E l'operato dell'autore, sì, di Massimo Scura per far riemergere dalle secche la sgarrupata macchina della Sanità calabra? Secondo chi firma il volume, a dispetto dei (numerosi) detrattori, i dati parlano chiaro: i Lea (i livelli essenziali d'assistenza, cioè), che nel 2014 erano a 137 punti facendo della Calabria la "Cenerentola" d'Italia, sono risaliti a 147 (nel 2015), consentendo alla Regione di lasciare l'ultimo posto rimontando una posizione, mentre per il 2017 e il 2018 «il valore atteso supera di gran lunga la soglia dei 160 punti, considerata la sufficienza».

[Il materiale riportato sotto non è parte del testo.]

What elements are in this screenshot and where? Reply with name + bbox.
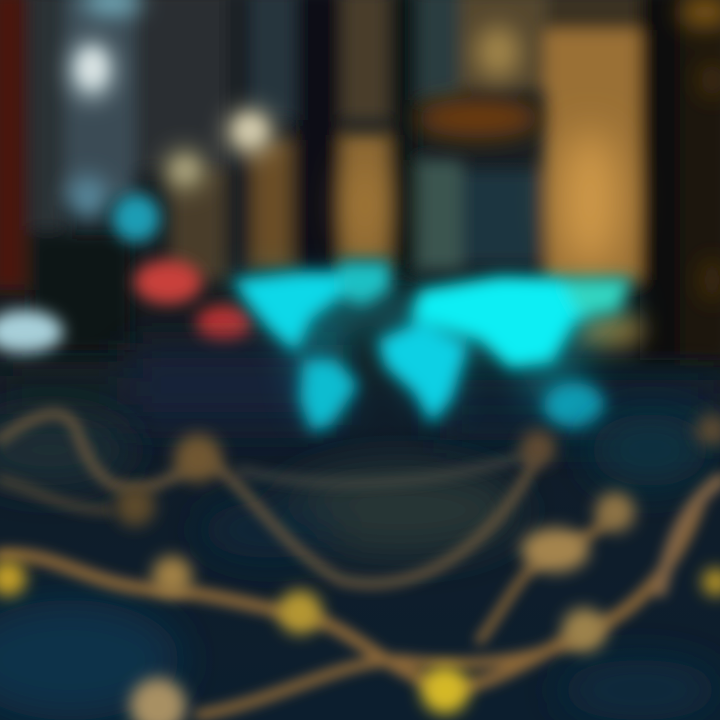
world map glow (230, 262, 632, 432)
gold network lines (0, 414, 720, 715)
australia (544, 383, 604, 427)
south america (300, 360, 358, 432)
glowing teal and white accents (0, 194, 160, 354)
africa (378, 322, 468, 424)
gold network nodes (0, 414, 720, 720)
amber window glows (349, 130, 620, 270)
eurasia (410, 276, 630, 368)
north america (232, 272, 342, 352)
red lights (134, 260, 252, 342)
dark mid band (0, 345, 720, 440)
lower network field (0, 414, 720, 720)
street lamps (68, 0, 274, 220)
upper building columns (0, 0, 720, 360)
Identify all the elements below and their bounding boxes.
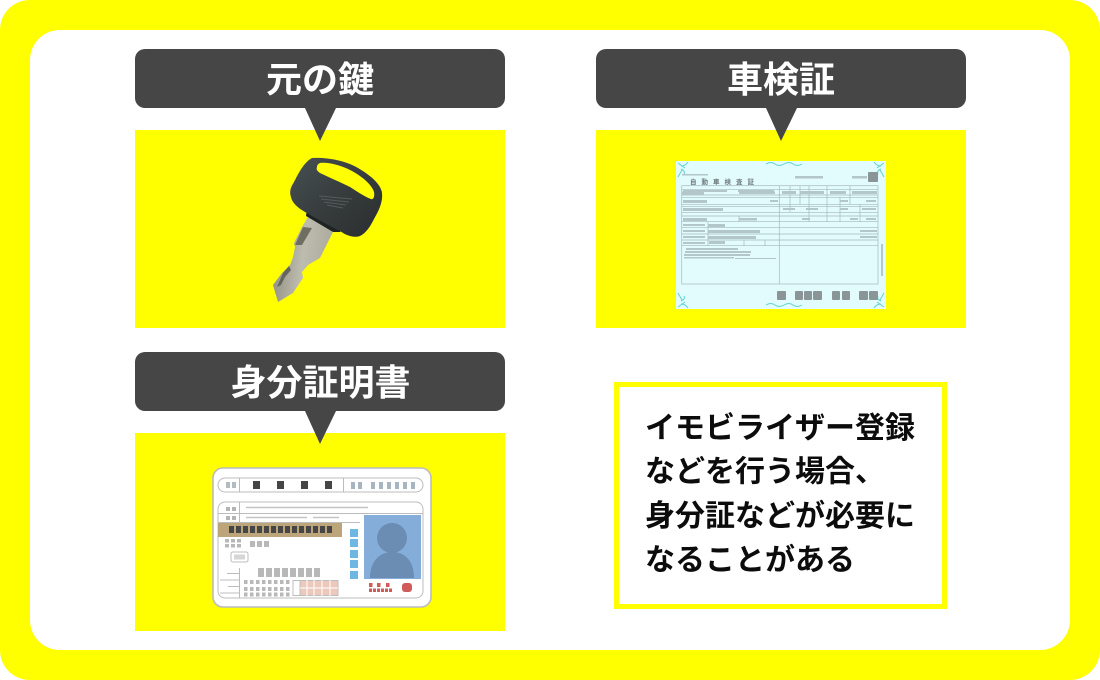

Invece Oliverio (ancòra lui!) insieme ai suoi sarebbe stato il protagonista assoluto di una tripla sciagura: aver mistificato gli orrori della storia recente dell'Istituzione regionale in Sanità, aver separato (anche fisicamente) il Dipartimento regionale Tutela della salute dagli uffici del Commissario governativo e, naturalmente, aver scelto l'«Aventino politico-istituzionale in Sanità» dopo la mancata nomina dello stesso Oliverio quale commissario governativo a dispetto della sintonia "cromatica" dell'allora governo Renzi, fino alla mozione 76 del 2016 con cui il 21 dicembre di quell'anno (per inciso, l'esecutivo guidato dall'ex sindaco di Firenze era caduto giusto 9 giorni prima... In un marasma politico-istituzionale micidiale, a Renzi succedeva l'ex ministro degli Esteri Paolo Gentiloni, già assessore al Turismo quando sindaco di Roma era Francesco Rutelli e in atto presidente nazionale del Pd) praticamente l'intero Consiglio regionale, una volta tornate compatibili le figure di Presidente della Regione e di commissario governativo in Sanità, invocava tutte le iniziative utili a «sospendere scelte strategiche nelle attività della struttura commissariale» fino al pronunciamento del Consiglio dei ministri.

Che, però, fece nuovamente infuriare Mario Oliverio... E per certi versi, pure questo ci rammenta i connotati – fin troppo pubblici – di certi βίοι παράλλελοι (eh sì, in greco le "vite parallele" hanno genere maschile...), a voler proprio scomodare Plutarco.